Thursday, July 13, 2006

Passion

I am a naive and small-minded individual. I don't watch the news, I don't read the paper. I have little interest in world affairs, or even local ones for that matter. Unless they directly affect my day to day life. My reality doesn't extend much beyond my own front door. I don't think I've ever seen the "bigger picture", and I doubt I'd be able to find it if I looked.

I have no thirst for life. I am not excited to get up every morning and face the challenges of the day. I have no sense of adventure. I do not go out of my way to seek out new life experiences. In fact, I'd even go so far as to say I try to avoid them in some ways. Now, one could argue that Megan invalidates all that - she is by definition one of life's biggest adventures. And that is true, and for that I am grateful. Is she the only adventure I need?

I have nothing wholly my own that I am passionate about. What I mean by this is two things. One, video games cannot be considered a passion. Second, I don't think a separate person can be defined as a passion. As much as I love Andrea and Megan with all my heart, I don't define them as a "passion" in the true sense of the word.

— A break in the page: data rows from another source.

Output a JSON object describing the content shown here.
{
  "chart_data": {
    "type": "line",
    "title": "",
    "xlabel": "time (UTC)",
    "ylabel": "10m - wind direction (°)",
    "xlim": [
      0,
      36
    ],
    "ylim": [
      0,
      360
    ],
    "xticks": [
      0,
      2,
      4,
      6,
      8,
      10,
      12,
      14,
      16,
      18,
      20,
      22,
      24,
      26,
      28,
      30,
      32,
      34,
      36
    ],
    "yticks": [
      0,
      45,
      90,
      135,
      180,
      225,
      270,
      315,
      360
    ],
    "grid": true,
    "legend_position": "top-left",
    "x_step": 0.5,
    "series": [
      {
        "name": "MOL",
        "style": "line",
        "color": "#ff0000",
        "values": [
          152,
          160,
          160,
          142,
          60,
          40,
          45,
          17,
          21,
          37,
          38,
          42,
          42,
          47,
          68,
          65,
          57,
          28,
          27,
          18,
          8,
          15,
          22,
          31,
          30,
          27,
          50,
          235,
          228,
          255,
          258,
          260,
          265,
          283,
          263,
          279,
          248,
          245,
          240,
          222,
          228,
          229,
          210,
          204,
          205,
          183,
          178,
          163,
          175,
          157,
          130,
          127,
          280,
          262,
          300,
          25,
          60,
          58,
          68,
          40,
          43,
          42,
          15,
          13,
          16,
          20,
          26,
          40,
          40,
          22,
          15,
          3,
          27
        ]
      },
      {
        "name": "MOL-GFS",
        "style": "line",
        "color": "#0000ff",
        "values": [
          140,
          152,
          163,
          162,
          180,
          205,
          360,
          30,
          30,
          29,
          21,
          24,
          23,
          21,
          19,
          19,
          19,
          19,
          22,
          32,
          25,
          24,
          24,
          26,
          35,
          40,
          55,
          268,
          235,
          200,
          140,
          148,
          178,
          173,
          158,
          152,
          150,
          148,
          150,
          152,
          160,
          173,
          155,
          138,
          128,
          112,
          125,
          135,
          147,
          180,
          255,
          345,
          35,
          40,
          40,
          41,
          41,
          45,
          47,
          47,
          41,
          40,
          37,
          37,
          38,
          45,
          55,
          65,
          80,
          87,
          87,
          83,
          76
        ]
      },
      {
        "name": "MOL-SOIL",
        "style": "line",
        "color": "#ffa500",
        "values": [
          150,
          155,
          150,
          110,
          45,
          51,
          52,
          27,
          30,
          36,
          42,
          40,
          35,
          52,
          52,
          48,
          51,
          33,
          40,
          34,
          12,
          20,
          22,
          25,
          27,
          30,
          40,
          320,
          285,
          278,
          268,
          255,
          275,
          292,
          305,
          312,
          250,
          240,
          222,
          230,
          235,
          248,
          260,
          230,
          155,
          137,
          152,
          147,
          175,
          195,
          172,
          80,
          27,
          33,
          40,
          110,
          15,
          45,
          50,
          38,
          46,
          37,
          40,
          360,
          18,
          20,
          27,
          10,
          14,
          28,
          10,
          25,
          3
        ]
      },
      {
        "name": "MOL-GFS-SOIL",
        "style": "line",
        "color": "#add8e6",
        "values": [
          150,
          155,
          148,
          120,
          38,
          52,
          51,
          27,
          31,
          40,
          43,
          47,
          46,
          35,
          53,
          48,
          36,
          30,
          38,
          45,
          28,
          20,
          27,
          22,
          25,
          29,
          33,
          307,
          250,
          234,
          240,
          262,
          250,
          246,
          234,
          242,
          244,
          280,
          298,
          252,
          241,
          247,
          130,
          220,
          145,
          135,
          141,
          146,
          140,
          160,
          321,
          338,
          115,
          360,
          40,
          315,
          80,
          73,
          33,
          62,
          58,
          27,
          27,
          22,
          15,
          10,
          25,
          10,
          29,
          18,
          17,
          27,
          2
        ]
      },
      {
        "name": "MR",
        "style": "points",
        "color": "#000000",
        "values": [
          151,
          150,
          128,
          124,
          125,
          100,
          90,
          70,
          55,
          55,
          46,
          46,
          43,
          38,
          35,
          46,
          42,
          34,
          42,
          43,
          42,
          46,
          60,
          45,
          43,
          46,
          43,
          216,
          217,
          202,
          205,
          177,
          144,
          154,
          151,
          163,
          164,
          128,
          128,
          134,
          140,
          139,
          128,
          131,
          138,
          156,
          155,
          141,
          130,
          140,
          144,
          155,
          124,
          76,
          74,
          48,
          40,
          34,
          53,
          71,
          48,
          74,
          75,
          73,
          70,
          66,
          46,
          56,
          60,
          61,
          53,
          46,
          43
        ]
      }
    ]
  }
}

To quote the most famous of movies, "You see Bob, it's not that I'm lazy, it's that I just don't care." Where does this apathy come from? Did I create this in my life, or did my life create it in me? Do all these traits make me a bad person? A boring person? An uninteresting individual with nothing really worthwhile to add? Can I change these apathetic qualities in myself? Do I even want to?

Andrea once told me, she read somewhere that most 20-somethings try a lot of different things to figure out what it is they really want/enjoy/are passionate about. Did I skip that whole phase through a drunken-Everquest-working induced haze?

The truth is, none of these questions even matter. There is only one question in my mind that really matters right now. How will these traits translate to Megan as she grows up? I feel like Darth Vader, when he tells Luke that it's too late for him. It feels like I've gone too far down the apathetic path of life (Dark Side) to change... I can't simply WILL myself to start caring about dying kids in Africa, the war in Iraq, or who's running for office in Minnesota.

Can I instill a thirst for life in Megan, when I don't feel like I have that myself? Can I encourage her to become passionate about the things she enjoys, when I'm not sure I even do that for myself? Can I teach her that there are important things in life, beyond our own immediate needs and desires, when I don't know if I truly believe that? Do I really have any control over these things, or does it not even matter? I just don't know.

As a parting word on today's post, I would like to assure my readers that the above post has nothing to do with happiness. In my mind, happiness and apathy are two completely unrelated topics. I'd expand more on what I mean, but this post is already getting out of hand so I'll just have to bank that for another day.

And finally, I encourage everyone to ask yourself: What is your passion?

5 comments:

brent said...

hmm interesting.

Anonymous said...

I think whatever you do in life that makes you happy and doesn't hurt anyone qualifies for just as fulfilling a life as anyone else. But on that note, after you have a kid a lot changes in your mind no matter how much you thought before.